The remains of Midford Station in September 2007

The New Somerset and Dorset Railway, formed in early 2009, aims to restore the complete line of the Somerset and Dorset Joint Railway as a modern transport system for the 21st century. The group also has a heritage aspect, to encourage future use by steam specials, etc. Work is currently (December 2017) concentrated on five sites, Midford - Midsomer Norton - Gartell - Shillingstone - Spetisbury. Some of these are operated by independent groups.

==Midford==
Midford station, which is owned by the New Somerset and Dorset Railway, is being restored as a cafe and information centre.

==Spetisbury==
Work on the restoration of Spetisbury station started in May 2012.

==Other groups==
Other groups are restoring other parts of the railway.

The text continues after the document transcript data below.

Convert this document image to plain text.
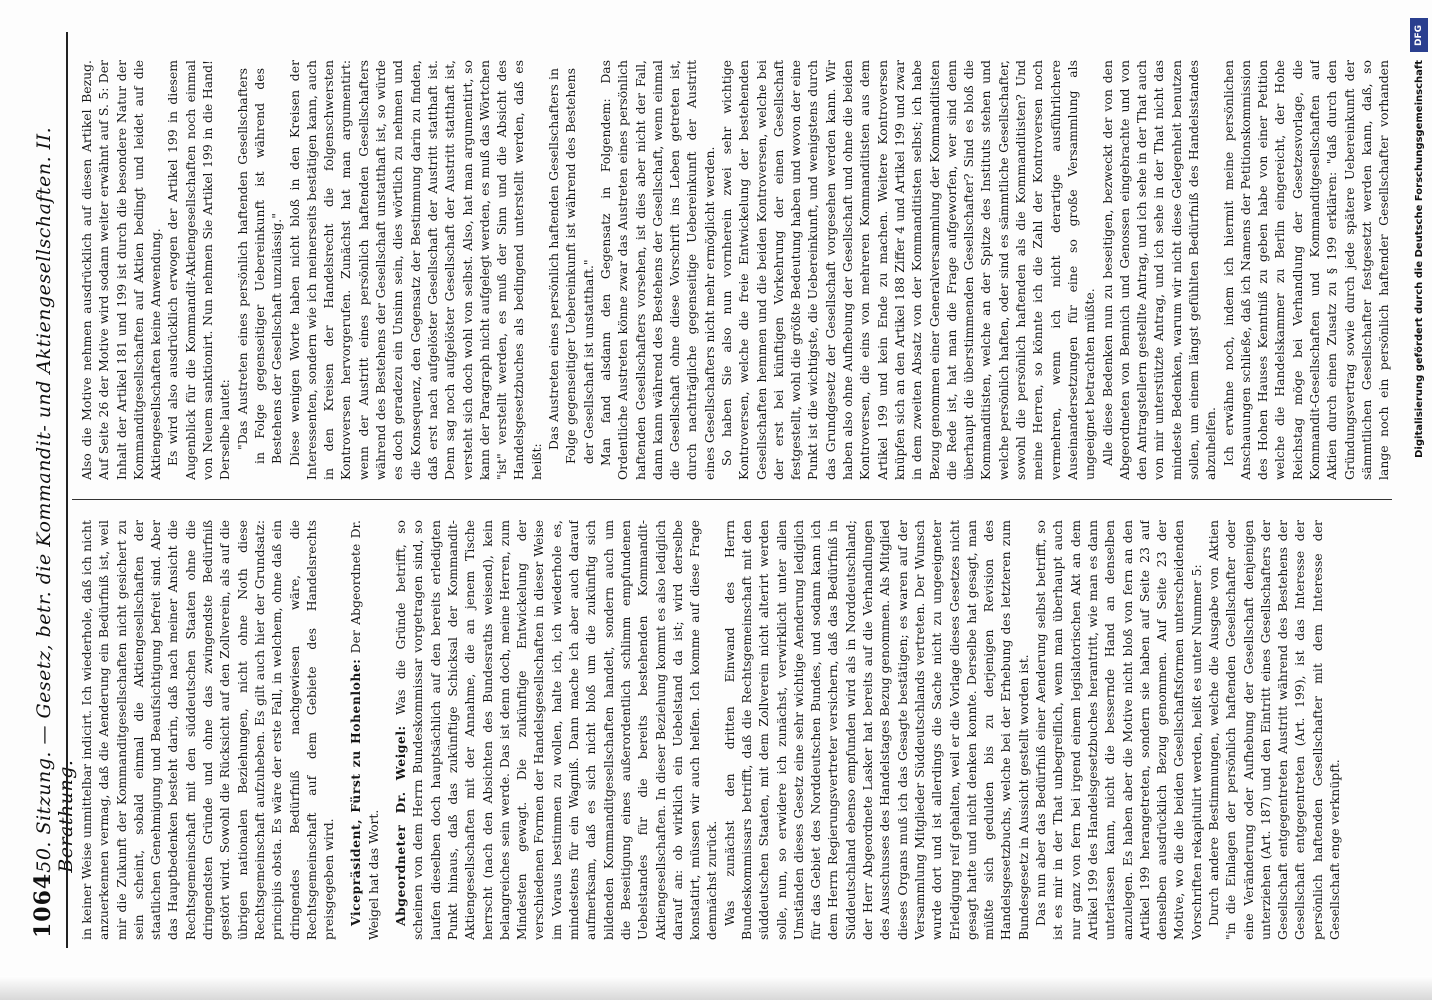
1064
50. Sitzung. — Gesetz, betr. die Kommandit- und Aktiengesellschaften. II. Berathung. in keiner Weise unmittelbar indicirt. Ich wiederhole, daß ich nicht anzuerkennen vermag, daß die Aenderung ein Bedürfniß ist, weil mir die Zukunft der Kommanditgesellschaften nicht gesichert zu sein scheint, sobald einmal die Aktiengesellschaften der staatlichen Genehmigung und Beaufsichtigung befreit sind. Aber das Hauptbedenken besteht darin, daß nach meiner Ansicht die Rechtsgemeinschaft mit den süddeutschen Staaten ohne die dringendsten Gründe und ohne das zwingendste Bedürfniß gestört wird. Sowohl die Rücksicht auf den Zollverein, als auf die übrigen nationalen Beziehungen, nicht ohne Noth diese Rechtsgemeinschaft aufzuheben. Es gilt auch hier der Grundsatz: principiis obsta. Es wäre der erste Fall, in welchem, ohne daß ein dringendes Bedürfniß nachgewiesen wäre, die Rechtsgemeinschaft auf dem Gebiete des Handelsrechts preisgegeben wird. Vicepräsident, Fürst zu Hohenlohe: Der Abgeordnete Dr. Weigel hat das Wort. Abgeordneter Dr. Weigel: Was die Gründe betrifft, so scheinen von dem Herrn Bundeskommissar vorgetragen sind, so laufen dieselben doch hauptsächlich auf den bereits erledigten Punkt hinaus, daß das zukünftige Schicksal der Kommandit-Aktiengesellschaften mit der Annahme, die an jenem Tische herrscht (nach den Absichten des Bundesraths weisend), kein belangreiches sein werde. Das ist denn doch, meine Herren, zum Mindesten gewagt. Die zukünftige Entwickelung der verschiedenen Formen der Handelsgesellschaften in dieser Weise im Voraus bestimmen zu wollen, halte ich, ich wiederhole es, mindestens für ein Wagniß. Dann mache ich aber auch darauf aufmerksam, daß es sich nicht bloß um die zukünftig sich bildenden Kommanditgesellschaften handelt, sondern auch um die Beseitigung eines außerordentlich schlimm empfundenen Uebelstandes für die bereits bestehenden Kommandit-Aktiengesellschaften. In dieser Beziehung kommt es also lediglich darauf an: ob wirklich ein Uebelstand da ist; wird derselbe konstatirt, müssen wir auch helfen. Ich komme auf diese Frage demnächst zurück. Was zunächst den dritten Einwand des Herrn Bundeskommissars betrifft, daß die Rechtsgemeinschaft mit den süddeutschen Staaten, mit dem Zollverein nicht alterirt werden solle, nun, so erwidere ich zunächst, verwirklicht unter allen Umständen dieses Gesetz eine sehr wichtige Aenderung lediglich für das Gebiet des Norddeutschen Bundes, und sodann kann ich dem Herrn Regierungsvertreter versichern, daß das Bedürfniß in Süddeutschland ebenso empfunden wird als in Norddeutschland; der Herr Abgeordnete Lasker hat bereits auf die Verhandlungen des Ausschusses des Handelstages Bezug genommen. Als Mitglied dieses Organs muß ich das Gesagte bestätigen; es waren auf der Versammlung Mitglieder Süddeutschlands vertreten. Der Wunsch wurde dort und ist allerdings die Sache nicht zu ungeeigneter Erledigung reif gehalten, weil er die Vorlage dieses Gesetzes nicht gesagt hatte und nicht denken konnte. Derselbe hat gesagt, man müßte sich gedulden bis zu derjenigen Revision des Handelsgesetzbuchs, welche bei der Erhebung des letzteren zum Bundesgesetz in Aussicht gestellt worden ist. Das nun aber das Bedürfniß einer Aenderung selbst betrifft, so ist es mir in der That unbegreiflich, wenn man überhaupt auch nur ganz von fern bei irgend einem legislatorischen Akt an dem Artikel 199 des Handelsgesetzbuches herantritt, wie man es dann unterlassen kann, nicht die bessernde Hand an denselben anzulegen. Es haben aber die Motive nicht bloß von fern an den Artikel 199 herangetreten, sondern sie haben auf Seite 23 auf denselben ausdrücklich Bezug genommen. Auf Seite 23 der Motive, wo die die beiden Gesellschaftsformen unterscheidenden Vorschriften rekapitulirt werden, heißt es unter Nummer 5: Durch andere Bestimmungen, welche die Ausgabe von Aktien "in die Einlagen der persönlich haftenden Gesellschafter oder eine Veränderung oder Aufhebung der Gesellschaft denjenigen unterziehen (Art. 187) und den Eintritt eines Gesellschafters der Gesellschaft entgegentreten Austritt während des Bestehens der Gesellschaft entgegentreten (Art. 199), ist das Interesse der persönlich haftenden Gesellschafter mit dem Interesse der Gesellschaft enge verknüpft.

Also die Motive nehmen ausdrücklich auf diesen Artikel Bezug. Auf Seite 26 der Motive wird sodann weiter erwähnt auf S. 5: Der Inhalt der Artikel 181 und 199 ist durch die besondere Natur der Kommanditgesellschaften auf Aktien bedingt und leidet auf die Aktiengesellschaften keine Anwendung. Es wird also ausdrücklich erwogen der Artikel 199 in diesem Augenblick für die Kommandit-Aktiengesellschaften noch einmal von Neuem sanktionirt. Nun nehmen Sie Artikel 199 in die Hand! Derselbe lautet: "Das Austreten eines persönlich haftenden Gesellschafters in Folge gegenseitiger Uebereinkunft ist während des Bestehens der Gesellschaft unzulässig." Diese wenigen Worte haben nicht bloß in den Kreisen der Interessenten, sondern wie ich meinerseits bestätigen kann, auch in den Kreisen der Handelsrecht die folgenschwersten Kontroversen hervorgerufen. Zunächst hat man argumentirt: wenn der Austritt eines persönlich haftenden Gesellschafters während des Bestehens der Gesellschaft unstatthaft ist, so würde es doch geradezu ein Unsinn sein, dies wörtlich zu nehmen und die Konsequenz, den Gegensatz der Bestimmung darin zu finden, daß erst nach aufgelöster Gesellschaft der Austritt statthaft ist. Denn sag noch aufgelöster Gesellschaft der Austritt statthaft ist, versteht sich doch wohl von selbst. Also, hat man argumentirt, so kann der Paragraph nicht aufgelegt werden, es muß das Wörtchen "ist" verstellt werden, es muß der Sinn und die Absicht des Handelsgesetzbuches als bedingend unterstellt werden, daß es heißt:

Das Austreten eines persönlich haftenden Gesellschafters in Folge gegenseitiger Uebereinkunft ist während des Bestehens der Gesellschaft ist unstatthaft." Man fand alsdann den Gegensatz in Folgendem: Das Ordentliche Austreten könne zwar das Austreten eines persönlich haftenden Gesellschafters vorsehen, ist dies aber nicht der Fall, dann kann während des Bestehens der Gesellschaft, wenn einmal die Gesellschaft ohne diese Vorschrift ins Leben getreten ist, durch nachträgliche gegenseitige Uebereinkunft der Austritt eines Gesellschafters nicht mehr ermöglicht werden. So haben Sie also nun vornherein zwei sehr wichtige Kontroversen, welche die freie Entwickelung der bestehenden Gesellschaften hemmen und die beiden Kontroversen, welche bei der erst bei künftigen Vorkehrung der einen Gesellschaft festgestellt, wohl die größte Bedeutung haben und wovon der eine Punkt ist die wichtigste, die Uebereinkunft, und wenigstens durch das Grundgesetz der Gesellschaft vorgesehen werden kann. Wir haben also ohne Aufhebung der Gesellschaft und ohne die beiden Kontroversen, die eins von mehreren Kommanditisten aus dem Artikel 199 und kein Ende zu machen. Weitere Kontroversen knüpfen sich an den Artikel 188 Ziffer 4 und Artikel 199 und zwar in dem zweiten Absatz von der Kommanditisten selbst; ich habe Bezug genommen einer Generalversammlung der Kommanditisten die Rede ist, hat man die Frage aufgeworfen, wer sind denn überhaupt die überstimmenden Gesellschafter? Sind es bloß die Kommanditisten, welche an der Spitze des Instituts stehen und welche persönlich haften, oder sind es sämmtliche Gesellschafter, sowohl die persönlich haftenden als die Kommanditisten? Und meine Herren, so könnte ich die Zahl der Kontroversen noch vermehren, wenn ich nicht derartige ausführlichere Auseinandersetzungen für eine so große Versammlung als ungeeignet betrachten müßte. Alle diese Bedenken nun zu beseitigen, bezweckt der von den Abgeordneten von Bennich und Genossen eingebrachte und von den Antragstellern gestellte Antrag, und ich sehe in der That auch von mir unterstützte Antrag, und ich sehe in der That nicht das mindeste Bedenken, warum wir nicht diese Gelegenheit benutzen sollen, um einem längst gefühlten Bedürfniß des Handelsstandes abzuhelfen. Ich erwähne noch, indem ich hiermit meine persönlichen Anschauungen schließe, daß ich Namens der Petitionskommission des Hohen Hauses Kenntniß zu geben habe von einer Petition welche die Handelskammer zu Berlin eingereicht, der Hohe Reichstag möge bei Verhandlung der Gesetzesvorlage, die Kommandit-Gesellschaften und Kommanditgesellschaften auf Aktien durch einen Zusatz zu § 199 erklären: "daß durch den Gründungsvertrag sowie durch jede spätere Uebereinkunft der sämmtlichen Gesellschafter festgesetzt werden kann, daß, so lange noch ein persönlich haftender Gesellschafter vorhanden

DFG
Digitalisierung gefördert durch die Deutsche Forschungsgemeinschaft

These include:
- The Somerset & Dorset Railway Heritage Trust at Midsomer Norton railway station
- The North Dorset Railway (formerly the Shillingstone Railway Project) at Shillingstone railway station
- The Gartell Light Railway, a narrow gauge heritage railway which runs partly along the track of the old Somerset and Dorset Joint Railway

Some of the track has been restored as a surfaced cycleway and footpath: the Two Tunnels Greenway on much of the track from Bath to Midsomer Norton including Devonshire and Combe Down Tunnels, and some of the track south of Sturminster Newton as the North Dorset Trailway.